Mia et le Lion Blanc

Réalisation : Gilles de Maistre

Casting : Daniah De Villiers, Mélanie Laurent, Langley Kirkwood, Brandon Auret, Ryan McLennan, Tessa Jubber, Lionel Newton, Lillian Dube…

Nationalité : Français, allemand, sud-africain

Genre : Drame

Durée : 1h37

Date de sortie : 26 décembre 2018

Bande-annonce : https://youtu.be/g9zPEy2KaPQ

Synopsis

Mia a onze ans quand elle noue une relation hors du commun avec Charlie, un lion blanc né dans la ferme de félins de ses parents en Afrique du Sud. Tous deux grandissent comme frère et sœur et deviennent vite inséparables.
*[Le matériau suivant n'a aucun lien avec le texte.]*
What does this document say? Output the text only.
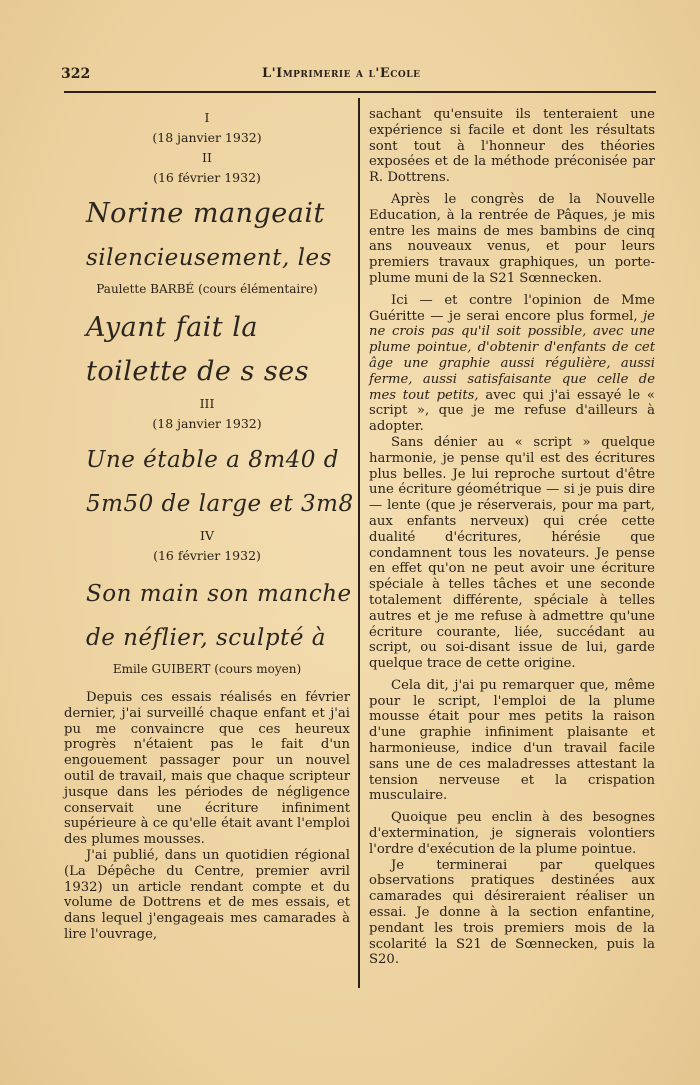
322	L'Imprimerie a l'Ecole
I
(18 janvier 1932)
II
(16 février 1932)
Norine mangeait
silencieusement, les
Paulette BARBÉ (cours élémentaire)
Ayant fait la
toilette de s ses
III
(18 janvier 1932)
Une étable a 8m40 d
5m50 de large et 3m8
IV
(16 février 1932)
Son main son manche
de néflier, sculpté à
Emile GUIBERT (cours moyen)

Depuis ces essais réalisés en février dernier, j'ai surveillé chaque enfant et j'ai pu me convaincre que ces heureux progrès n'étaient pas le fait d'un engouement passager pour un nouvel outil de travail, mais que chaque scripteur jusque dans les périodes de négligence conservait une écriture infiniment supérieure à ce qu'elle était avant l'emploi des plumes mousses.

J'ai publié, dans un quotidien régional (La Dépêche du Centre, premier avril 1932) un article rendant compte et du volume de Dottrens et de mes essais, et dans lequel j'engageais mes camarades à lire l'ouvrage,

sachant qu'ensuite ils tenteraient une expérience si facile et dont les résultats sont tout à l'honneur des théories exposées et de la méthode préconisée par R. Dottrens.

Après le congrès de la Nouvelle Education, à la rentrée de Pâques, je mis entre les mains de mes bambins de cinq ans nouveaux venus, et pour leurs premiers travaux graphiques, un porte-plume muni de la S21 Sœnnecken.

Ici — et contre l'opinion de Mme Guéritte — je serai encore plus formel, je ne crois pas qu'il soit possible, avec une plume pointue, d'obtenir d'enfants de cet âge une graphie aussi régulière, aussi ferme, aussi satisfaisante que celle de mes tout petits, avec qui j'ai essayé le « script », que je me refuse d'ailleurs à adopter.

Sans dénier au « script » quelque harmonie, je pense qu'il est des écritures plus belles. Je lui reproche surtout d'être une écriture géométrique — si je puis dire — lente (que je réserverais, pour ma part, aux enfants nerveux) qui crée cette dualité d'écritures, hérésie que condamnent tous les novateurs. Je pense en effet qu'on ne peut avoir une écriture spéciale à telles tâches et une seconde totalement différente, spéciale à telles autres et je me refuse à admettre qu'une écriture courante, liée, succédant au script, ou soi-disant issue de lui, garde quelque trace de cette origine.

Cela dit, j'ai pu remarquer que, même pour le script, l'emploi de la plume mousse était pour mes petits la raison d'une graphie infiniment plaisante et harmonieuse, indice d'un travail facile sans une de ces maladresses attestant la tension nerveuse et la crispation musculaire.

Quoique peu enclin à des besognes d'extermination, je signerais volontiers l'ordre d'exécution de la plume pointue.

Je terminerai par quelques observations pratiques destinées aux camarades qui désireraient réaliser un essai. Je donne à la section enfantine, pendant les trois premiers mois de la scolarité la S21 de Sœnnecken, puis la S20.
Trois ans plus tard, Charlie est devenu un lion imposant. Mia découvre alors le secret que cache la ferme : son père vend les lions à des « chasseurs de trophées ». Mia n’aura désormais qu’une obsession : sauver Charlie, à tout prix.

Mon avis

Un film très fort et émouvant !

Voilà un film qui me parlait beaucoup et qu’il me tardait de voir, ce fut un beau coup de cœur.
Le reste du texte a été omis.